É aqui que entra a importância das primas Sarah (Rachel Weisz) e Abigail (Emma Stone), a primeira transformada em uma espécie malvada de assistente pessoal de Anne para todas as ocasiões e a outra uma “intrusa” que acaba de chegar ao reino e arruma uma vaga na criadagem para não tardar a começar o alpinismo social. Utilizando astúcia, malícia, ironia, dissimulação e atributos físicos elas passam a duelar de modo ferrenho para ver quem chama mais a atenção de Anne e, simultaneamente provocar a dependência dela de sua companhia. Articulam, cada qual a seu jeito, doce ou amargo, maneiras de manipular também as demais pessoas ao redor (lordes, políticos, vassalagem). Ganham pequenas batalhas, sofrem com a derrota em outras. Até que chegam ao momento extremo de se confrontam diretamente no intuito de tirar de vez a rival de seu caminho.

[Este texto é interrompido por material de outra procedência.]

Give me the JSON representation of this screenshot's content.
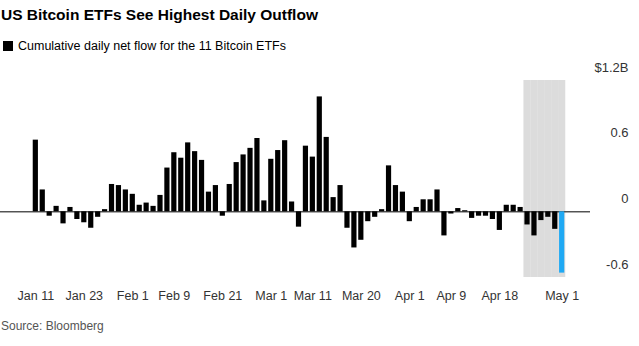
{
  "chart_data": {
    "type": "bar",
    "title": "US Bitcoin ETFs See Highest Daily Outflow",
    "source": "Source: Bloomberg",
    "legend": "top-left",
    "grid": false,
    "categories": [
      "Jan 11",
      null,
      null,
      null,
      null,
      null,
      null,
      "Jan 23",
      null,
      null,
      null,
      null,
      null,
      null,
      "Feb 1",
      null,
      null,
      null,
      null,
      null,
      "Feb 9",
      null,
      null,
      null,
      null,
      null,
      null,
      "Feb 21",
      null,
      null,
      null,
      null,
      null,
      null,
      "Mar 1",
      null,
      null,
      null,
      null,
      null,
      "Mar 11",
      null,
      null,
      null,
      null,
      null,
      null,
      "Mar 20",
      null,
      null,
      null,
      null,
      null,
      null,
      "Apr 1",
      null,
      null,
      null,
      null,
      null,
      "Apr 9",
      null,
      null,
      null,
      null,
      null,
      null,
      "Apr 18",
      null,
      null,
      null,
      null,
      null,
      null,
      null,
      null,
      "May 1"
    ],
    "series": [
      {
        "name": "Cumulative daily net flow for the 11 Bitcoin ETFs",
        "color": "#000000",
        "values": [
          0.655,
          0.2,
          -0.04,
          0.05,
          -0.11,
          0.04,
          -0.07,
          -0.1,
          -0.15,
          -0.05,
          0.02,
          0.25,
          0.24,
          0.2,
          0.16,
          0.06,
          0.08,
          0.05,
          0.15,
          0.4,
          0.54,
          0.49,
          0.63,
          0.55,
          0.47,
          0.18,
          0.24,
          -0.04,
          0.25,
          0.45,
          0.52,
          0.58,
          0.67,
          0.1,
          0.48,
          0.56,
          0.65,
          0.09,
          -0.14,
          0.6,
          0.5,
          1.05,
          0.68,
          0.13,
          0.24,
          -0.15,
          -0.33,
          -0.26,
          -0.09,
          -0.05,
          0.02,
          0.42,
          0.24,
          0.18,
          -0.09,
          0.04,
          0.11,
          0.11,
          0.2,
          -0.22,
          -0.02,
          0.03,
          0.01,
          -0.06,
          -0.04,
          -0.04,
          -0.07,
          -0.17,
          0.06,
          0.06,
          0.04,
          -0.12,
          -0.22,
          -0.08,
          -0.05,
          -0.16,
          -0.56
        ],
        "colors": [
          "#000000",
          "#000000",
          "#000000",
          "#000000",
          "#000000",
          "#000000",
          "#000000",
          "#000000",
          "#000000",
          "#000000",
          "#000000",
          "#000000",
          "#000000",
          "#000000",
          "#000000",
          "#000000",
          "#000000",
          "#000000",
          "#000000",
          "#000000",
          "#000000",
          "#000000",
          "#000000",
          "#000000",
          "#000000",
          "#000000",
          "#000000",
          "#000000",
          "#000000",
          "#000000",
          "#000000",
          "#000000",
          "#000000",
          "#000000",
          "#000000",
          "#000000",
          "#000000",
          "#000000",
          "#000000",
          "#000000",
          "#000000",
          "#000000",
          "#000000",
          "#000000",
          "#000000",
          "#000000",
          "#000000",
          "#000000",
          "#000000",
          "#000000",
          "#000000",
          "#000000",
          "#000000",
          "#000000",
          "#000000",
          "#000000",
          "#000000",
          "#000000",
          "#000000",
          "#000000",
          "#000000",
          "#000000",
          "#000000",
          "#000000",
          "#000000",
          "#000000",
          "#000000",
          "#000000",
          "#000000",
          "#000000",
          "#000000",
          "#000000",
          "#000000",
          "#000000",
          "#000000",
          "#000000",
          "#1fa9f4"
        ]
      }
    ],
    "highlight": {
      "from": 71,
      "to": 76
    },
    "ylim": [
      -0.6,
      1.2
    ],
    "yticks": [
      {
        "value": 1.2,
        "label": "$1.2B"
      },
      0.6,
      0,
      -0.6
    ]
  }
}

Esta rede de intrigas, artimanhas e ardis cai como uma luva no cinema autoral de Lanthimos. O cineasta grego (desta vez não assinando o roteiro da obra, que ficou sob o comando de Tony McNamara, nome experiente das séries da TV britânica, e com a estrutura dividida em sete pequenos capítulos) se deleita durante duas horas nas quais nem a extrema beleza de cenários, figurinos e direção de arte conseguem livrar o espectador da tensão total. E, caso você não tenha visto outro filme de Yorgos, é bom ressaltar: aqui não há a menor chance de haver um final feliz.